The Prime Minister’s official spokesman reiterated that the Government expects employers to be “flexible” in allowing staff to work from home while self-isolating.
“Where this isn’t possible we would expect that many employers would have their own policies in place for quarantine and we know that some continue to offer full pay for all or some of the isolation period,” he added.
“But if there are people who need urgent support then they may be entitled to the new-style employment support allowance or Universal Credit.”

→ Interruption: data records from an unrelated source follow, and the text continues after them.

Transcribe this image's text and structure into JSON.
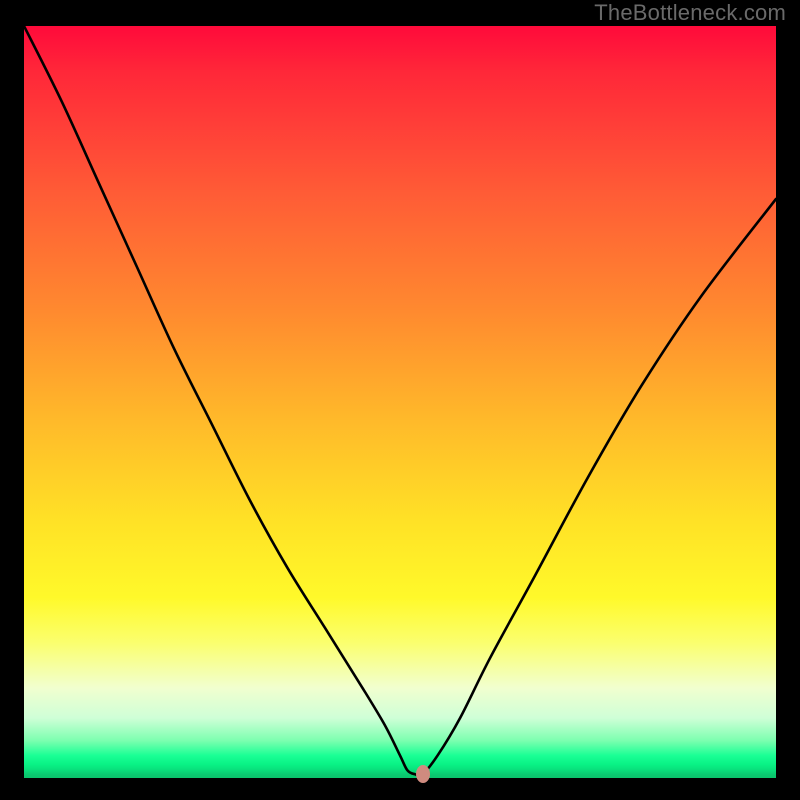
{
  "watermark": "TheBottleneck.com",
  "chart_data": {
    "type": "line",
    "title": "",
    "xlabel": "",
    "ylabel": "",
    "xlim": [
      0,
      100
    ],
    "ylim": [
      0,
      100
    ],
    "grid": false,
    "legend": false,
    "series": [
      {
        "name": "bottleneck-curve",
        "x": [
          0,
          5,
          10,
          15,
          20,
          25,
          30,
          35,
          40,
          45,
          48,
          50,
          51,
          52,
          53,
          55,
          58,
          62,
          68,
          75,
          82,
          90,
          100
        ],
        "y": [
          100,
          90,
          79,
          68,
          57,
          47,
          37,
          28,
          20,
          12,
          7,
          3,
          1,
          0.5,
          0.5,
          3,
          8,
          16,
          27,
          40,
          52,
          64,
          77
        ]
      }
    ],
    "marker": {
      "x": 53,
      "y": 0.5,
      "color": "#cf8b7f"
    },
    "background_gradient": {
      "top": "#ff0a3a",
      "mid": "#fff92a",
      "bottom": "#0bc36c"
    }
  }
}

Pressed on whether ministers would review statutory sick pay eligibility, he said: “We always keep our response to the pandemic under review and we regularly assess the support available but there is support available for those in need.”
Downing Street said its move to enforce a 14-day quarantine on holidaymakers returning from Spain was “announced straight away” after a decision was taken based on new data on case numbers.
The Prime Minister’s official spokesman said: “We got new data from the Spanish health ministry on Friday and that showed that new cases reported across the Thursday and Friday were 75% higher than those reported on the previous two days.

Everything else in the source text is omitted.